A spokesperson for US Air Mobility Command said that three C-17 transport planes from the US military were used to move commercial submersible and support equipment from Buffalo, New York, to St. John’s, Newfoundland, to aid in the rescue effort.

The submersible vessel Titan launching from its platform (OceanGate Expeditions/PA Wire)

The US Navy said on Wednesday that it was sending a specialised salvage system that’s capable of hoisting “large, bulky and heavy undersea objects such as aircraft or small vessels.” At least 10,000 square miles of the ocean had been searched.

However, Rear Admiral John Mauger said yesterday it was unclear if the banging came from the submersible, as the noise became the "focus" of the mission.

Mr Mauger revealed they "don't know the source of that noise" but have reported the data with the US Navy.
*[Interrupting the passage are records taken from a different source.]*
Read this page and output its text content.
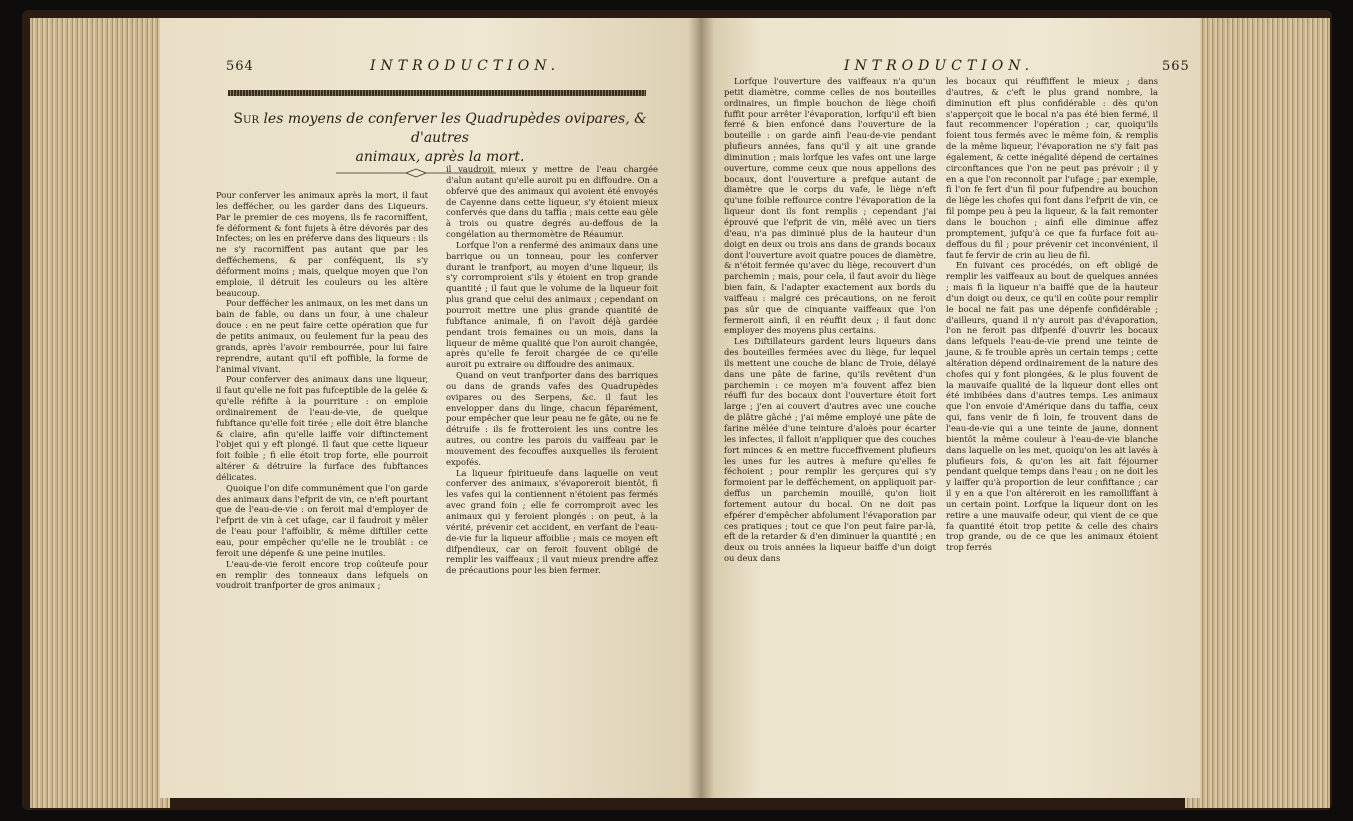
564	INTRODUCTION.
Sur les moyens de conferver les Quadrupèdes ovipares, & d'autres
animaux, après la mort.

Pour conferver les animaux après la mort, il faut les deffécher, ou les garder dans des Liqueurs. Par le premier de ces moyens, ils fe racorniffent, fe déforment & font fujets à être dévorés par des Infectes; on les en préferve dans des liqueurs : ils ne s'y racorniffent pas autant que par les defféchemens, & par conféquent, ils s'y déforment moins ; mais, quelque moyen que l'on emploie, il détruit les couleurs ou les altère beaucoup.

Pour deffécher les animaux, on les met dans un bain de fable, ou dans un four, à une chaleur douce : en ne peut faire cette opération que fur de petits animaux, ou feulement fur la peau des grands, après l'avoir rembourrée, pour lui faire reprendre, autant qu'il eft poffible, la forme de l'animal vivant.

Pour conferver des animaux dans une liqueur, il faut qu'elle ne foit pas fufceptible de la gelée & qu'elle réfifte à la pourriture : on emploie ordinairement de l'eau-de-vie, de quelque fubftance qu'elle foit tirée ; elle doit être blanche & claire, afin qu'elle laiffe voir diftinctement l'objet qui y eft plongé. Il faut que cette liqueur foit foible ; fi elle étoit trop forte, elle pourroit altérer & détruire la furface des fubftances délicates.

Quoique l'on dife communément que l'on garde des animaux dans l'efprit de vin, ce n'eft pourtant que de l'eau-de-vie : on feroit mal d'employer de l'efprit de vin à cet ufage, car il faudroit y mêler de l'eau pour l'affoiblir, & même diftiller cette eau, pour empêcher qu'elle ne le troublât : ce feroit une dépenfe & une peine inutiles.

L'eau-de-vie feroit encore trop coûteufe pour en remplir des tonneaux dans lefquels on voudroit tranfporter de gros animaux ;

il vaudroit mieux y mettre de l'eau chargée d'alun autant qu'elle auroit pu en diffoudre. On a obfervé que des animaux qui avoient été envoyés de Cayenne dans cette liqueur, s'y étoient mieux confervés que dans du taffia ; mais cette eau gèle à trois ou quatre degrés au-deffous de la congélation au thermomètre de Réaumur.

Lorfque l'on a renfermé des animaux dans une barrique ou un tonneau, pour les conferver durant le tranfport, au moyen d'une liqueur, ils s'y corromproient s'ils y étoient en trop grande quantité ; il faut que le volume de la liqueur foit plus grand que celui des animaux ; cependant on pourroit mettre une plus grande quantité de fubftance animale, fi on l'avoit déjà gardée pendant trois femaines ou un mois, dans la liqueur de même qualité que l'on auroit changée, après qu'elle fe feroit chargée de ce qu'elle auroit pu extraire ou diffoudre des animaux.

Quand on veut tranfporter dans des barriques ou dans de grands vafes des Quadrupèdes ovipares ou des Serpens, &c. il faut les envelopper dans du linge, chacun féparément, pour empêcher que leur peau ne fe gâte, ou ne fe détruife : ils fe frotteroient les uns contre les autres, ou contre les parois du vaiffeau par le mouvement des fecouffes auxquelles ils feroient expofés.

La liqueur fpiritueufe dans laquelle on veut conferver des animaux, s'évaporeroit bientôt, fi les vafes qui la contiennent n'étoient pas fermés avec grand foin ; elle fe corromproit avec les animaux qui y feroient plongés : on peut, à la vérité, prévenir cet accident, en verfant de l'eau-de-vie fur la liqueur affoiblie ; mais ce moyen eft difpendieux, car on feroit fouvent obligé de remplir les vaiffeaux ; il vaut mieux prendre affez de précautions pour les bien fermer.

INTRODUCTION.	565

Lorfque l'ouverture des vaiffeaux n'a qu'un petit diamètre, comme celles de nos bouteilles ordinaires, un fimple bouchon de liège choifi fuffit pour arrêter l'évaporation, lorfqu'il eft bien ferré & bien enfoncé dans l'ouverture de la bouteille : on garde ainfi l'eau-de-vie pendant plufieurs années, fans qu'il y ait une grande diminution ; mais lorfque les vafes ont une large ouverture, comme ceux que nous appellons des bocaux, dont l'ouverture a prefque autant de diamètre que le corps du vafe, le liège n'eft qu'une foible reffource contre l'évaporation de la liqueur dont ils font remplis ; cependant j'ai éprouvé que l'efprit de vin, mêlé avec un tiers d'eau, n'a pas diminué plus de la hauteur d'un doigt en deux ou trois ans dans de grands bocaux dont l'ouverture avoit quatre pouces de diamètre, & n'étoit fermée qu'avec du liège, recouvert d'un parchemin ; mais, pour cela, il faut avoir du liège bien fain, & l'adapter exactement aux bords du vaiffeau : malgré ces précautions, on ne feroit pas sûr que de cinquante vaiffeaux que l'on fermeroit ainfi, il en réuffit deux ; il faut donc employer des moyens plus certains.

Les Diftillateurs gardent leurs liqueurs dans des bouteilles fermées avec du liège, fur lequel ils mettent une couche de blanc de Troie, délayé dans une pâte de farine, qu'ils revêtent d'un parchemin : ce moyen m'a fouvent affez bien réuffi fur des bocaux dont l'ouverture étoit fort large ; j'en ai couvert d'autres avec une couche de plâtre gâché ; j'ai même employé une pâte de farine mêlée d'une teinture d'aloès pour écarter les infectes, il falloit n'appliquer que des couches fort minces & en mettre fucceffivement plufieurs les unes fur les autres à mefure qu'elles fe féchoient ; pour remplir les gerçures qui s'y formoient par le defféchement, on appliquoit par-deffus un parchemin mouillé, qu'on lioit fortement autour du bocal. On ne doit pas efpérer d'empêcher abfolument l'évaporation par ces pratiques ; tout ce que l'on peut faire par-là, eft de la retarder & d'en diminuer la quantité ; en deux ou trois années la liqueur baiffe d'un doigt ou deux dans

les bocaux qui réuffiffent le mieux ; dans d'autres, & c'eft le plus grand nombre, la diminution eft plus confidérable : dès qu'on s'apperçoit que le bocal n'a pas été bien fermé, il faut recommencer l'opération ; car, quoiqu'ils foient tous fermés avec le même foin, & remplis de la même liqueur, l'évaporation ne s'y fait pas également, & cette inégalité dépend de certaines circonftances que l'on ne peut pas prévoir ; il y en a que l'on reconnoît par l'ufage ; par exemple, fi l'on fe fert d'un fil pour fufpendre au bouchon de liège les chofes qui font dans l'efprit de vin, ce fil pompe peu à peu la liqueur, & la fait remonter dans le bouchon ; ainfi elle diminue affez promptement, jufqu'à ce que fa furface foit au-deffous du fil ; pour prévenir cet inconvénient, il faut fe fervir de crin au lieu de fil.

En fuivant ces procédés, on eft obligé de remplir les vaiffeaux au bout de quelques années ; mais fi la liqueur n'a baiffé que de la hauteur d'un doigt ou deux, ce qu'il en coûte pour remplir le bocal ne fait pas une dépenfe confidérable ; d'ailleurs, quand il n'y auroit pas d'évaporation, l'on ne feroit pas difpenfé d'ouvrir les bocaux dans lefquels l'eau-de-vie prend une teinte de jaune, & fe trouble après un certain temps ; cette altération dépend ordinairement de la nature des chofes qui y font plongées, & le plus fouvent de la mauvaife qualité de la liqueur dont elles ont été imbibées dans d'autres temps. Les animaux que l'on envoie d'Amérique dans du taffia, ceux qui, fans venir de fi loin, fe trouvent dans de l'eau-de-vie qui a une teinte de jaune, donnent bientôt la même couleur à l'eau-de-vie blanche dans laquelle on les met, quoiqu'on les ait lavés à plufieurs fois, & qu'on les ait fait féjourner pendant quelque temps dans l'eau ; on ne doit les y laiffer qu'à proportion de leur confiftance ; car il y en a que l'on altéreroit en les ramolliffant à un certain point. Lorfque la liqueur dont on les retire a une mauvaife odeur, qui vient de ce que fa quantité étoit trop petite & celle des chairs trop grande, ou de ce que les animaux étoient trop ferrés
However, an initial attempt to locate the submarine had “yielded negative results.”

A US Coast Guard official said the efforts to find the vessel remained a “search and rescue mission, 100 percent.”

The Titan was launched from an icebreaker that was hired by OceanGate and formerly operated by the Canadian Coast Guard. The ship has ferried dozens of people and the submersible craft to the North Atlantic wreck site, where the Titan had already made multiple dives before disaster struck.